Giorgio D'Amato, L'estate che sparavano, Messina, Mesogea, 2012, 144 pp., (Petrolio, 5), ISBN 9788846921161.
Il romanzo L'estate che sparavano ricostruisce i mesi di fuoco in cui il nome di Casteldaccia rimbalzò sui giornali di tutta italia come uno dei vertici del famigerato “triangolo della morte”, insieme a Bagheria ed Altavilla Milicia. L'autore, Giorgio D'Amato, che in quegli anni lavorava in un bar di Casteldaccia, ha ricostruito quel periodo anche con l'ausilio di testimonianze dirette – come soggetti coinvolti a più livelli in quelle dinamiche mafiose - oltre ad un approfondito lavoro di documentazione su fonti pubblicistiche, giornalistiche ed atti processuali.

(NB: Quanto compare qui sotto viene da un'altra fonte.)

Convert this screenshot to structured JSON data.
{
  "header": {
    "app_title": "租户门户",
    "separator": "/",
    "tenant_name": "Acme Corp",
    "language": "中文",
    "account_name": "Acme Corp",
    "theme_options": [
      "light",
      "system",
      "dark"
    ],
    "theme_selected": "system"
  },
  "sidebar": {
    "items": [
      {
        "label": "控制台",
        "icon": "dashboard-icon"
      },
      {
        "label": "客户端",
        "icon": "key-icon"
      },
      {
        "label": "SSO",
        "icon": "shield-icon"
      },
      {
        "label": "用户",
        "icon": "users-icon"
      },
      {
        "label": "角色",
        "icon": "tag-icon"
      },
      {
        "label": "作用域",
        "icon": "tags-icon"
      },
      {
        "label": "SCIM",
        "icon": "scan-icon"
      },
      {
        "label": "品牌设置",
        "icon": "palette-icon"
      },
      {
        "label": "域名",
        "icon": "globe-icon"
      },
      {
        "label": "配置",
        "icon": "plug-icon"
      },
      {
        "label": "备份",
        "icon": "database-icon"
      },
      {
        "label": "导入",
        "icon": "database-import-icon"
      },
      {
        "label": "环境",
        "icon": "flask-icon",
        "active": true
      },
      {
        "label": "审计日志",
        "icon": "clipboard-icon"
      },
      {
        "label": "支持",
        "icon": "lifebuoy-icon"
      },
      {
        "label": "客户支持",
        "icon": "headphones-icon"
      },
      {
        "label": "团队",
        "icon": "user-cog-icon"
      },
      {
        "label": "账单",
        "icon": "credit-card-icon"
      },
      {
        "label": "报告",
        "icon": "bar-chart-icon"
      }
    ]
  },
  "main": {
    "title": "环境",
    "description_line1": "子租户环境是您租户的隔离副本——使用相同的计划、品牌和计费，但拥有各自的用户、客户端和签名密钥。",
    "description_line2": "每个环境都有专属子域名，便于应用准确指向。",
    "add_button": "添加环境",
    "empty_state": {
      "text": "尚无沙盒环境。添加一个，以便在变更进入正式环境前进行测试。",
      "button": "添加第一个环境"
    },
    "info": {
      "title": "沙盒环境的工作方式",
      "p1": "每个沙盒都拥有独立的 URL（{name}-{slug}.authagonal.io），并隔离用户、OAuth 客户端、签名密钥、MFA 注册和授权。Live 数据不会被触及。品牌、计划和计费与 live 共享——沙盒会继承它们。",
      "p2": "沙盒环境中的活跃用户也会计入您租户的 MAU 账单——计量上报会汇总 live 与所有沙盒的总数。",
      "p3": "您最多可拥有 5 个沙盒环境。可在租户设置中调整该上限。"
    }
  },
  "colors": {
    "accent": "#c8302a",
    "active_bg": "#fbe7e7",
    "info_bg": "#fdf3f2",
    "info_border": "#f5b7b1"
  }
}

Così la presentazione del libro:
Il 3 agosto 1982 a Casteldaccia viene ucciso il cognato del boss Filippo Marchese, uno dei più sanguinari uomini di Cosa Nostra. Nell’arco di 8 giorni moriranno 15 persone. A ricostruire i delitti e dare un profilo chiaro dei killer e delle vittime è un narratore insolito, un ragazzino di sedici anni, che mischia al lucido racconto degli eventi storici le esperienze di vita quotidiana, la cultura cinematografica e quella letteraria, ma soprattutto lo stretto legame che lo lega al suo amico Antonio. Con un registro preciso ma semplice, l’autore racconta una giovane generazione che vive anni di modernizzazione consumistica, in cui però non tutti sono estranei alle sollecitazioni culturali e ai sogni ribelli dei due decenni precedenti, nonostante il pressante contesto ad alta concentrazione mafiosa.